According to Mark Winey, PhD, professor, chair of Molecular, Cell and Developmental Biology at the University of Colorado, Boulder, and chair of the ASCB task force, one way the Society is following the report’s recommendations is through member awareness. This has been initiated with an editorial in the ASCB’s newsletter. A piece in the Society’s journal, Molecular Biology of the Cell, is likely next. The ASCB is also encouraging members to develop community-based standards. “We’re looking . . . to see if we can find some energetic, interested, engaged people who would want to try to lead an effort in their particular research community,” Dr. Winey told IBO, indicating that a session at the society’s annual meeting in December could be a way to identify such leaders. He said that the ASCB has also partnered with the Global Biological Standards Institute (GBSI) to develop training modules for postgraduate researchers on best practices for cell authentication.

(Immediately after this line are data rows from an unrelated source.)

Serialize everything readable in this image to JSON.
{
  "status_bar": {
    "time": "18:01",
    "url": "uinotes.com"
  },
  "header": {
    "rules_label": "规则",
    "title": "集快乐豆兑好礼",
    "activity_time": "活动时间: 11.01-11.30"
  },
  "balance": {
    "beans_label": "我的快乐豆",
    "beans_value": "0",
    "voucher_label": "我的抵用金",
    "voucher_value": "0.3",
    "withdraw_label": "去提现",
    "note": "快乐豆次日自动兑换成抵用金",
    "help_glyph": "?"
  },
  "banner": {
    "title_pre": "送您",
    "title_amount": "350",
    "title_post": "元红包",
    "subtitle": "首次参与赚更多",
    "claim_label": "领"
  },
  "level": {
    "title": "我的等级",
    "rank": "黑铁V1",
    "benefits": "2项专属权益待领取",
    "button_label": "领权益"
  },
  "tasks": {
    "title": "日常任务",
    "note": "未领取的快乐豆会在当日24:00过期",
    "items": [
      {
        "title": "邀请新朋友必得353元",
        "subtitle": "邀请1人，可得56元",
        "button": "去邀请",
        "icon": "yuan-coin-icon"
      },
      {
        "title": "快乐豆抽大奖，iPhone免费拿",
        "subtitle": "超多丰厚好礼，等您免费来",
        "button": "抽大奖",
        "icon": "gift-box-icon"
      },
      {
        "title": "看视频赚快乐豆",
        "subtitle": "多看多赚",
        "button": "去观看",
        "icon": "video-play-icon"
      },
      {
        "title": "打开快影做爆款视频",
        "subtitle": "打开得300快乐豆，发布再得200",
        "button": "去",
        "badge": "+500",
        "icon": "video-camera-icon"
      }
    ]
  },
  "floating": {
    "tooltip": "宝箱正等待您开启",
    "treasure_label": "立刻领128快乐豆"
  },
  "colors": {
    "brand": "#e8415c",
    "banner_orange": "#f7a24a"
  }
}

The report’s recommendations provide opportunities for life science instrument, software and consumables companies. One is to develop standard protocols, reagents and controls for particular types of studies. Some companies already provide recommended protocols and controls with their kits, Dr. Winey noted, but more opportunities exist. Referring to the successful adoption of community-adopted standards in the field of autophagy, he stated, “[T]he advantage to the company, if it works the way it did in the autophagy community, [is] the whole community is going to be using that reagent or that instrument because it’s the standard.”

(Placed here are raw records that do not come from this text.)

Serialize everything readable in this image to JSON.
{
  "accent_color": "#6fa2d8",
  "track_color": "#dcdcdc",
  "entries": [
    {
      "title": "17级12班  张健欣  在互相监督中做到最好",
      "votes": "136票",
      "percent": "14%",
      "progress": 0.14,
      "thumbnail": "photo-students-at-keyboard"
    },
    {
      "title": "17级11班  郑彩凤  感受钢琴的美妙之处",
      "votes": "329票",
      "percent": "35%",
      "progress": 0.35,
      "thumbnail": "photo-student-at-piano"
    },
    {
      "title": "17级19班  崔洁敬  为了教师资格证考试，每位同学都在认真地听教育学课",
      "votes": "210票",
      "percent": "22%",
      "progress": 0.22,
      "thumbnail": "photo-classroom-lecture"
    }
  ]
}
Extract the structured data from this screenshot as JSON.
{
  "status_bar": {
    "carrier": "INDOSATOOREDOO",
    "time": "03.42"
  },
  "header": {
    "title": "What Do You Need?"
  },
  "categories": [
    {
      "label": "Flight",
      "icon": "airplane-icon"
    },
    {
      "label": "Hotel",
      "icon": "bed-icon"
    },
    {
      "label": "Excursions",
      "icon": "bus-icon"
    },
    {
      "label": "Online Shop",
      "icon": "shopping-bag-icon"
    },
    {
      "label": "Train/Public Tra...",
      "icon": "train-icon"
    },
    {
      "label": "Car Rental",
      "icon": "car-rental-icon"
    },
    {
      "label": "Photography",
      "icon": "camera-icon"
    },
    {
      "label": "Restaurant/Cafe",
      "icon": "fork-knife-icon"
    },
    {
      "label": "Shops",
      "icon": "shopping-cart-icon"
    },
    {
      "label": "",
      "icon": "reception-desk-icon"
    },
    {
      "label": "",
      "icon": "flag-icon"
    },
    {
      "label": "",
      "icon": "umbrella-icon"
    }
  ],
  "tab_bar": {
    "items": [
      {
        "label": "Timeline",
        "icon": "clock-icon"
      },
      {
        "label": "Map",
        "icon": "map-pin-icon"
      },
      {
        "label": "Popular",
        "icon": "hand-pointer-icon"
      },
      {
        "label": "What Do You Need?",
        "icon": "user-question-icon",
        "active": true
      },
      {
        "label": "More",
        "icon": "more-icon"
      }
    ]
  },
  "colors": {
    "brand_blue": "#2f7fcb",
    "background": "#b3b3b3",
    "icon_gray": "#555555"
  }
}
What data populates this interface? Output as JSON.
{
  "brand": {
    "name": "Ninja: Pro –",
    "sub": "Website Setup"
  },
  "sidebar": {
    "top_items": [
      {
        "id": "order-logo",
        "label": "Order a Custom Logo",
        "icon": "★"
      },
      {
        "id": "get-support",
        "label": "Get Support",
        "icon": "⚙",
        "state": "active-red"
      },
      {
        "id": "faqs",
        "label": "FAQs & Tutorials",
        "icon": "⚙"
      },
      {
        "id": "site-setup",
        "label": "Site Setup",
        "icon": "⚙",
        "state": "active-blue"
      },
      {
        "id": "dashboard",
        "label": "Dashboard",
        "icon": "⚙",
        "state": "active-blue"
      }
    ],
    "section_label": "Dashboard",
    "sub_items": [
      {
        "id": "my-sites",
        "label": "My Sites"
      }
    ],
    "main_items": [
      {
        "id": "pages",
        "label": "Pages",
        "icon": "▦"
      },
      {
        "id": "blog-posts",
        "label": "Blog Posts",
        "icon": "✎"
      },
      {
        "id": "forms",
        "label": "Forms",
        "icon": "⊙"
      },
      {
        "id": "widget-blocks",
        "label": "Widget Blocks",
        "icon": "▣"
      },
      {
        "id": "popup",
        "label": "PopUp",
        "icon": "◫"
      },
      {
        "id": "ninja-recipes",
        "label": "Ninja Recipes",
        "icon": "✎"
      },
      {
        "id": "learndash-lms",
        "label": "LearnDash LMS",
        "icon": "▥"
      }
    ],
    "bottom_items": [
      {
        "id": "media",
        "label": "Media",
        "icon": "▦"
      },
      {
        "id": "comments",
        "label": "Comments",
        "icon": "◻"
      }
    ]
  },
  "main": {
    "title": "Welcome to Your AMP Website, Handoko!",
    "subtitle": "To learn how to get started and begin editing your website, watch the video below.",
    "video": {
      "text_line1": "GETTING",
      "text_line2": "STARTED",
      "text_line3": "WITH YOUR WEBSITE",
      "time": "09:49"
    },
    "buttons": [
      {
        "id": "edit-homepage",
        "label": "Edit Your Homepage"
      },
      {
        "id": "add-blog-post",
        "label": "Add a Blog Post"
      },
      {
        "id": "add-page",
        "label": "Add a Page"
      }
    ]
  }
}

Reproducibility is more problematic in other cases. As Dr. Winey explained, “It’s when we get into . . . custom reagents, antibodies made to order against an epitope, and what is the standard of proof that they’re really working?” In those instances, and when reagents are used for a variety of assays, new methods may be necessary for validating them. “[A]n antibody or a reagent that’s going to be widely used in all types of assays needs to be validated in each of those assays,” he said. “And that’s sometimes not done.”

He proposed service as another way for firms to join the reproducibility effort. Acknowledging manufacturers’ training and support with the installation of new instruments, Dr. Winey suggested that they think longer term. “[M]aybe we need to look at the user group and how they’re using the instrument a year, year and a half out and make sure it’s all going well and [being used] appropriately.” Companies, he said, could follow up to ensure proper use of instruments for purposes in which users have not been trained. Additionally, he stated, “There might be ways that [companies] could partner with . . . organizations [such as ASCB or GBSI] to make particular training modules that are really focused on people who are new to using a technology—let them know what the issues are around it—and these organizations would have the platform to reach a lot of people.”

Along similar lines, Dr. Winey suggested that manufacturers could support the establishment and maintenance of standards by developing user groups. For example, companies could create online forums to provide protocols, and the community could respond with feedback, including new capabilities and bugs, as they are discovered.